Reply to every review. Especially the critical ones. Prospective diners read your replies as a proxy for how you would treat them. A defensive reply to a three-star review costs you more custom than the review did. If negative reviews are doing real damage, that is an online reputation management problem worth taking seriously.
How to Stop It Happening Again
- Lock down who has access. Ownership belongs to you, not your former agency and not a departed manager. Audit the user list today.
- Never buy reviews, never incentivise them. The upside is small; the downside is your listing.
- Keep the name clean, permanently. The temptation to add "best coffee in town" comes back every few years. Resist it.
- Space out edits, and make them from the same account and location where possible.

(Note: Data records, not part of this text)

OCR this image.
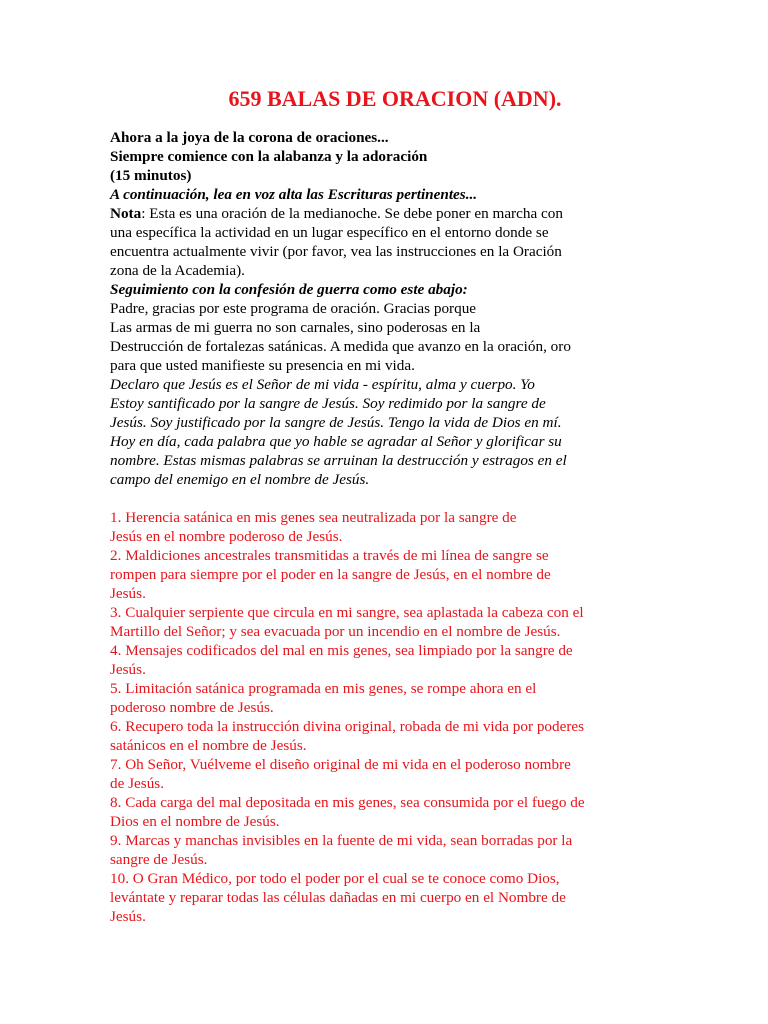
659 BALAS DE ORACION (ADN).
Ahora a la joya de la corona de oraciones...
Siempre comience con la alabanza y la adoración
(15 minutos)
A continuación, lea en voz alta las Escrituras pertinentes...
Nota: Esta es una oración de la medianoche. Se debe poner en marcha con
una específica la actividad en un lugar específico en el entorno donde se
encuentra actualmente vivir (por favor, vea las instrucciones en la Oración
zona de la Academia).
Seguimiento con la confesión de guerra como este abajo:
Padre, gracias por este programa de oración. Gracias porque
Las armas de mi guerra no son carnales, sino poderosas en la
Destrucción de fortalezas satánicas. A medida que avanzo en la oración, oro
para que usted manifieste su presencia en mi vida.
Declaro que Jesús es el Señor de mi vida - espíritu, alma y cuerpo. Yo
Estoy santificado por la sangre de Jesús. Soy redimido por la sangre de
Jesús. Soy justificado por la sangre de Jesús. Tengo la vida de Dios en mí.
Hoy en día, cada palabra que yo hable se agradar al Señor y glorificar su
nombre. Estas mismas palabras se arruinan la destrucción y estragos en el
campo del enemigo en el nombre de Jesús.
1. Herencia satánica en mis genes sea neutralizada por la sangre de
Jesús en el nombre poderoso de Jesús.
2. Maldiciones ancestrales transmitidas a través de mi línea de sangre se
rompen para siempre por el poder en la sangre de Jesús, en el nombre de
Jesús.
3. Cualquier serpiente que circula en mi sangre, sea aplastada la cabeza con el
Martillo del Señor; y sea evacuada por un incendio en el nombre de Jesús.
4. Mensajes codificados del mal en mis genes, sea limpiado por la sangre de
Jesús.
5. Limitación satánica programada en mis genes, se rompe ahora en el
poderoso nombre de Jesús.
6. Recupero toda la instrucción divina original, robada de mi vida por poderes
satánicos en el nombre de Jesús.
7. Oh Señor, Vuélveme el diseño original de mi vida en el poderoso nombre
de Jesús.
8. Cada carga del mal depositada en mis genes, sea consumida por el fuego de
Dios en el nombre de Jesús.
9. Marcas y manchas invisibles en la fuente de mi vida, sean borradas por la
sangre de Jesús.
10. O Gran Médico, por todo el poder por el cual se te conoce como Dios,
levántate y reparar todas las células dañadas en mi cuerpo en el Nombre de
Jesús.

- Check the profile monthly. Suspensions are far cheaper to fix in week one than week six.
Where NetTrackers Fits
We handle local SEO and reputation management for restaurants and cafés across the UK, including profile recovery. If your listing has gone and you want a second pair of eyes on why, book a strategy call — or get a free website review and see what else is holding you back.
Frequently Asked Questions
Why did my restaurant disappear from Google Maps overnight? Most commonly a hard suspension, usually triggered by a keyword-stuffed business name, a burst of suspicious reviews, a duplicate listing, or several rapid profile edits. Sign in to your Business Profile to check for a suspension notice.
How long does a Google Business Profile reinstatement take? Typically a few days to a few weeks. Appeals are reviewed manually. A well-evidenced appeal that identifies the violation and shows it corrected resolves considerably faster than a vague one.
Can I create a new listing while I wait? No. It is a duplicate-listing violation, it will not restore your visibility, it makes reinstatement harder, and you lose every review you have ever earned.
My profile is live but I still don't rank. Why? Almost always proximity, which you cannot change, combined with profile completeness, review signals and whether you are open when people search. Focus on winning your genuine catchment rather than the whole city.
Do fake reviews left by a competitor get me suspended? They can. Report them through your Business Profile, document them, and raise it in the Google Business Profile Community forum if the volume is significant.
Does my food hygiene certificate help with reinstatement? Yes — it is one of the more useful documents for UK restaurants, because it ties your trading name to your premises on an official public record. Include it alongside a rates bill and storefront photos.